University of Arizona/Heather Roper
An artist rendered image of what Centaur SW1 would look like as an inner solar system Jupiter-Family comet. The future 29P/SW1 can evolve away from the Gateway and towards Earth, becoming the biggest comet ever-recorded in human history.

Scientists led by a UCF researcher have uncovered a cosmic doorway where comets pass as they travel through the solar system. The findings are helping scientists better understand how our solar system formed.

The team set out to study something called a centaur — small body object that has an orbit between Jupiter and Neptune’s orbit. When it gets closer to the sun, a centaur becomes active showing comet-like activity as it begins to throw out gas and dust particles giving it a tail.

Centaurs are considered nearly pristine remnants of material from the birth of our solar system.

“It’s an object that tells how things come from the very distant past – and the very distant places in the solar system – and evolve through time and through space to become active close to us,” said lead researcher and UCF planetary scientist Gal Sarid.

A recent mission to the Kuiper belt by the New Horizons spacecraft is helping scientists understand these objects when they are far out in the solar system. But there’s not much known about what happens to those objects as they make their way closer to the sun.

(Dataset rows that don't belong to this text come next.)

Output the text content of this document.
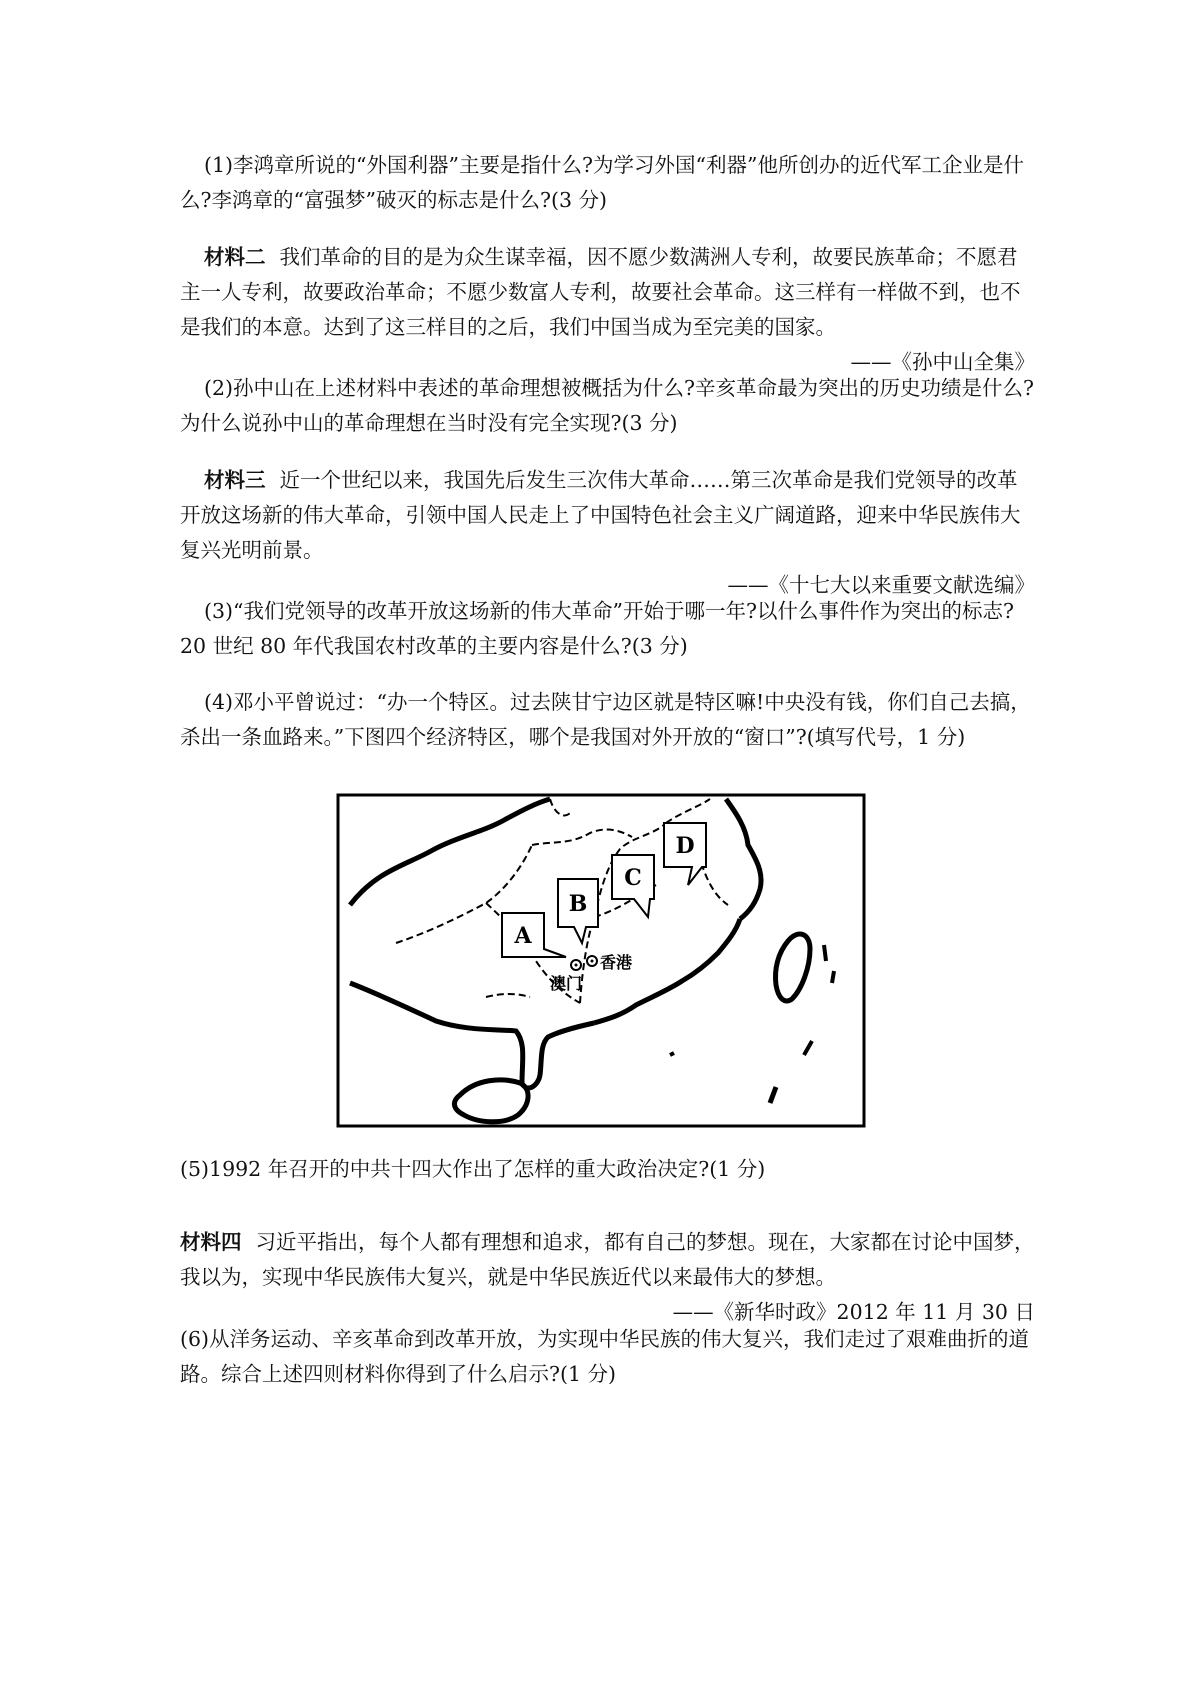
(1)李鸿章所说的“外国利器”主要是指什么?为学习外国“利器”他所创办的近代军工企业是什么?李鸿章的“富强梦”破灭的标志是什么?(3 分)

材料二 我们革命的目的是为众生谋幸福，因不愿少数满洲人专利，故要民族革命；不愿君主一人专利，故要政治革命；不愿少数富人专利，故要社会革命。这三样有一样做不到，也不是我们的本意。达到了这三样目的之后，我们中国当成为至完美的国家。

——《孙中山全集》

(2)孙中山在上述材料中表述的革命理想被概括为什么?辛亥革命最为突出的历史功绩是什么?为什么说孙中山的革命理想在当时没有完全实现?(3 分)

材料三 近一个世纪以来，我国先后发生三次伟大革命……第三次革命是我们党领导的改革开放这场新的伟大革命，引领中国人民走上了中国特色社会主义广阔道路，迎来中华民族伟大复兴光明前景。

——《十七大以来重要文献选编》

(3)“我们党领导的改革开放这场新的伟大革命”开始于哪一年?以什么事件作为突出的标志?20 世纪 80 年代我国农村改革的主要内容是什么?(3 分)

(4)邓小平曾说过：“办一个特区。过去陕甘宁边区就是特区嘛!中央没有钱，你们自己去搞，杀出一条血路来。”下图四个经济特区，哪个是我国对外开放的“窗口”?(填写代号，1 分)

A
B
C
D
香港
澳门

(5)1992 年召开的中共十四大作出了怎样的重大政治决定?(1 分)

材料四 习近平指出，每个人都有理想和追求，都有自己的梦想。现在，大家都在讨论中国梦，我以为，实现中华民族伟大复兴，就是中华民族近代以来最伟大的梦想。

——《新华时政》2012 年 11 月 30 日

(6)从洋务运动、辛亥革命到改革开放，为实现中华民族的伟大复兴，我们走过了艰难曲折的道路。综合上述四则材料你得到了什么启示?(1 分)
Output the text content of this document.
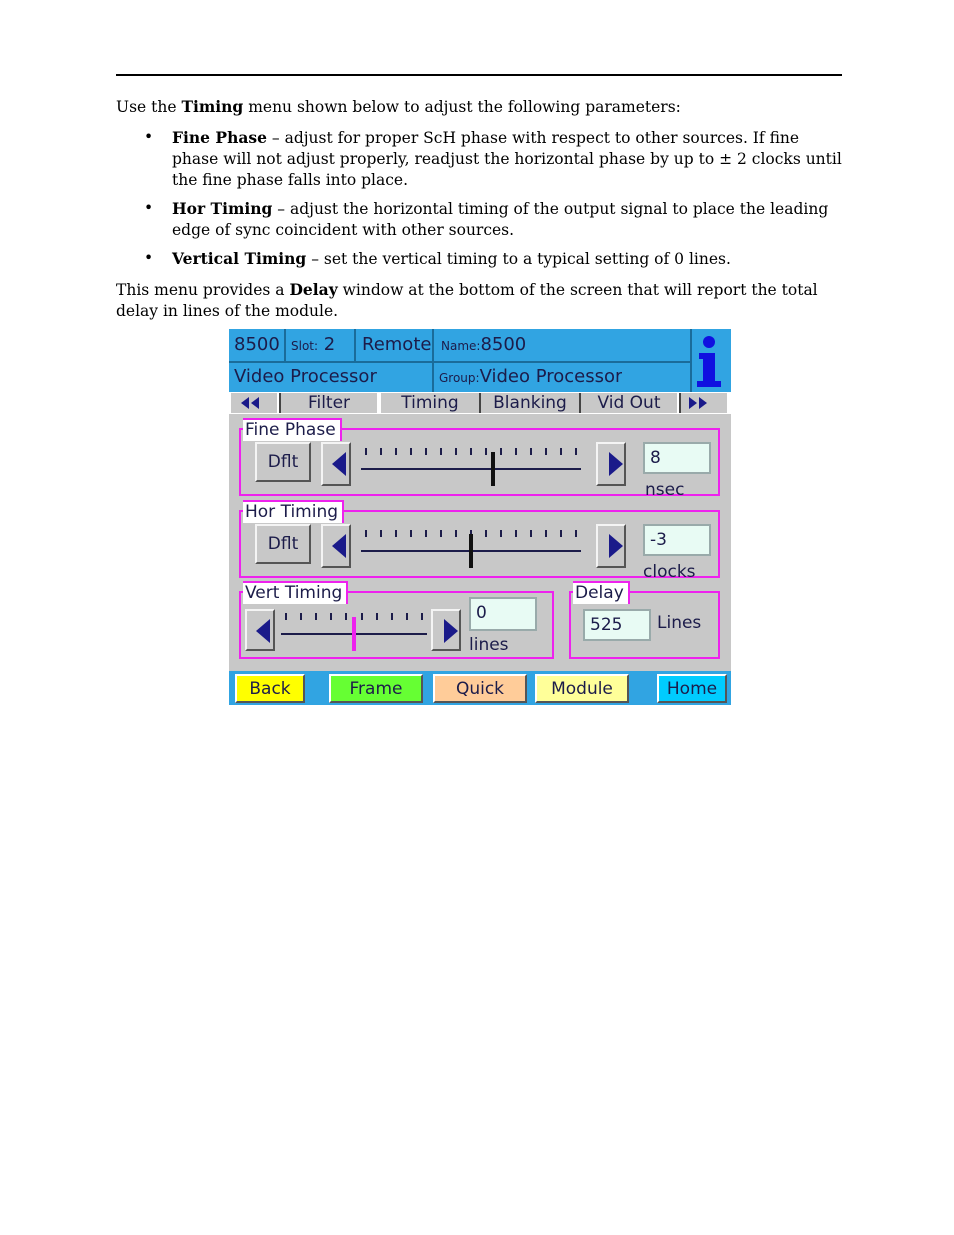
Use the Timing menu shown below to adjust the following parameters:

• Fine Phase – adjust for proper ScH phase with respect to other sources. If fine phase will not adjust properly, readjust the horizontal phase by up to ± 2 clocks until the fine phase falls into place.
• Hor Timing – adjust the horizontal timing of the output signal to place the leading edge of sync coincident with other sources.
• Vertical Timing – set the vertical timing to a typical setting of 0 lines.

This menu provides a Delay window at the bottom of the screen that will report the total delay in lines of the module.

8500 Slot: 2 Remote Name:8500
Video Processor	Group:Video Processor
Filter	Timing	Blanking	Vid Out
Fine Phase
Dflt	8
nsec
Hor Timing
Dflt	-3
clocks
Vert Timing
0
lines
Delay
525	Lines
Back	Frame	Quick	Module	Home
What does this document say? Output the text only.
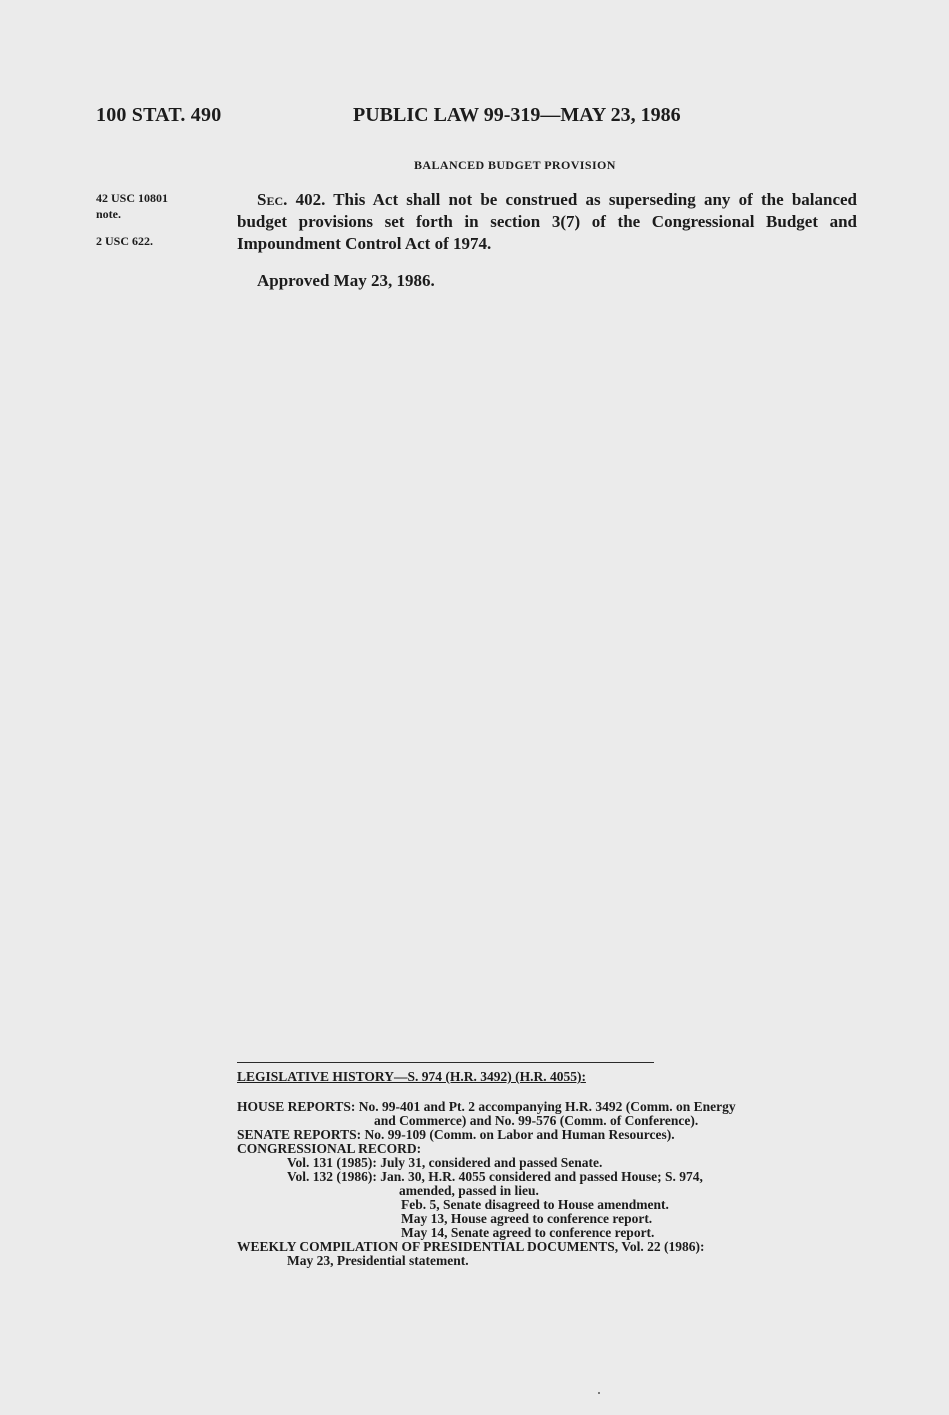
100 STAT. 490	PUBLIC LAW 99-319—MAY 23, 1986
BALANCED BUDGET PROVISION
42 USC 10801
note.
2 USC 622.
Sec. 402. This Act shall not be construed as superseding any of the balanced budget provisions set forth in section 3(7) of the Congressional Budget and Impoundment Control Act of 1974.
Approved May 23, 1986.
LEGISLATIVE HISTORY—S. 974 (H.R. 3492) (H.R. 4055):
HOUSE REPORTS: No. 99-401 and Pt. 2 accompanying H.R. 3492 (Comm. on Energy
and Commerce) and No. 99-576 (Comm. of Conference).
SENATE REPORTS: No. 99-109 (Comm. on Labor and Human Resources).
CONGRESSIONAL RECORD:
Vol. 131 (1985): July 31, considered and passed Senate.
Vol. 132 (1986): Jan. 30, H.R. 4055 considered and passed House; S. 974,
amended, passed in lieu.
Feb. 5, Senate disagreed to House amendment.
May 13, House agreed to conference report.
May 14, Senate agreed to conference report.
WEEKLY COMPILATION OF PRESIDENTIAL DOCUMENTS, Vol. 22 (1986):
May 23, Presidential statement.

Scientists study these small objects called planetesimals to better understand how planets formed from tiny pieces of particles.

“It’s a lynch pin to help us tie in the story to how the solar system formed, evolved to become planets and how that can be related to what we see today in small-body populations,” said Sarid.

While tracking one particular centaur, the team found an area of the solar system where many of these objects are drawn to — dubbed a Gateway. While using computer models to track the single Centaur, the scientists uncovered a pattern of orbits that led the objects to a single area in the solar system.

The path of comets from the far-out areas of formation inward has been debated. The new study could change the fundamental understanding of how comets arrive from the outskirts of or solar system.

Now that scientists know the general area these objects travel through, missions to or observations of the area can reveal even more information about comets and the start of our solar system.